Jack: “You think anyone ever really heals from that kind of control?”
Jeeny: “I think healing isn’t the absence of control—it’s the transformation of it. Choosing to nurture instead of deny. To forgive instead of punish.”
Jack: “Forgive the self?”
Jeeny: “Especially the self.”
Host: A light flickered outside—the streetlamp sputtering before it steadied. The storm had passed, leaving behind only the faint sound of dripping water, like the café itself was slowly exhaling.

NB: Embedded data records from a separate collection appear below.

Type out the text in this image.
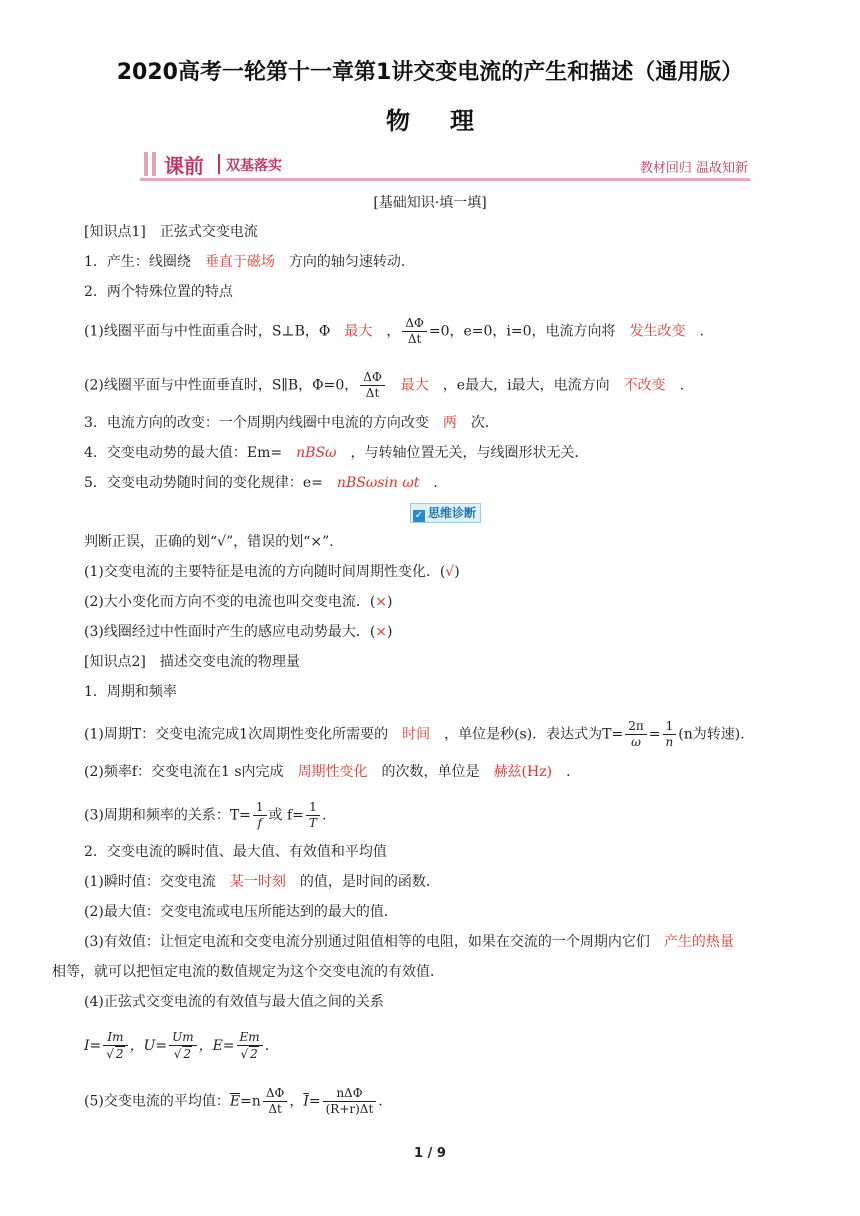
2020高考一轮第十一章第1讲交变电流的产生和描述（通用版）
物理
课前 双基落实	教材回归 温故知新
[基础知识·填一填]
[知识点1]　正弦式交变电流
1．产生：线圈绕　垂直于磁场　方向的轴匀速转动．
2．两个特殊位置的特点
(1)线圈平面与中性面重合时，S⊥B，Φ　最大　， $\frac{\Delta\Phi}{\Delta t} =0$，e=0，i=0，电流方向将　发生改变　.
(2)线圈平面与中性面垂直时，S∥B，Φ=0， $\frac{\Delta\Phi}{\Delta t}$ 　最大　，e最大，i最大，电流方向　不改变　.
3．电流方向的改变：一个周期内线圈中电流的方向改变　两　次．
4．交变电动势的最大值：Em=　nBSω　，与转轴位置无关，与线圈形状无关．
5．交变电动势随时间的变化规律：e=　nBSωsin ωt　.
✓ 思维诊断
判断正误，正确的划“√”，错误的划“×”．
(1)交变电流的主要特征是电流的方向随时间周期性变化．(√)
(2)大小变化而方向不变的电流也叫交变电流．(×)
(3)线圈经过中性面时产生的感应电动势最大．(×)
[知识点2]　描述交变电流的物理量
1．周期和频率
(1)周期T：交变电流完成1次周期性变化所需要的　时间　，单位是秒(s)．表达式为$T= \frac{2\pi}{\omega} = \frac{1}{n} (n$为转速)．
(2)频率f：交变电流在1 s内完成　周期性变化　的次数，单位是　赫兹(Hz)　.
(3)周期和频率的关系：$T= \frac{1}{f}$ 或 $f= \frac{1}{T}$ .
2．交变电流的瞬时值、最大值、有效值和平均值
(1)瞬时值：交变电流　某一时刻　的值，是时间的函数．
(2)最大值：交变电流或电压所能达到的最大的值．
(3)有效值：让恒定电流和交变电流分别通过阻值相等的电阻，如果在交流的一个周期内它们　产生的热量
相等，就可以把恒定电流的数值规定为这个交变电流的有效值．
(4)正弦式交变电流的有效值与最大值之间的关系
$I= \frac{Im}{√ 2}$ ，$U= \frac{Um}{√ 2}$ ，$E= \frac{Em}{√ 2}$ .
(5)交变电流的平均值：$\overline{E}=n \frac{\Delta\Phi}{\Delta t}$ ，$\overline{I}= \frac{\text{nΔΦ}}{(R+r)\Delta t}$ .
1 / 9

Jack: “You know, I used to think control was power. Now it just feels like armor I can’t take off.”
Jeeny: “Then maybe tonight, you loosen it a little. Just enough to breathe.”
Jack: “And if I fall apart?”
Jeeny: “Then at least you’ll know you’re human.”
Host: Jack finally stubbed out his cigarette, the smoke curling into the cold air and vanishing. For a moment, his face looked softer—no less haunted, but somehow freer.
Jeeny reached across the table, her fingers brushing against his—just barely.
Jeeny: “Control doesn’t heal, Jack. Connection does.”
Jack: “Then maybe that’s what all this starving’s been about—starving for connection.”
Jeeny: “Exactly.”
Host: The rain had stopped. Outside, the streetlights shimmered on the wet pavement, each puddle catching a piece of the broken sky. Inside, the two figures sat quietly, breathing in the fragile stillness.
And between them, in that trembling space between hunger and forgiveness, the first taste of something new began to form—
not control, not denial—
but the slow, trembling beginning of acceptance.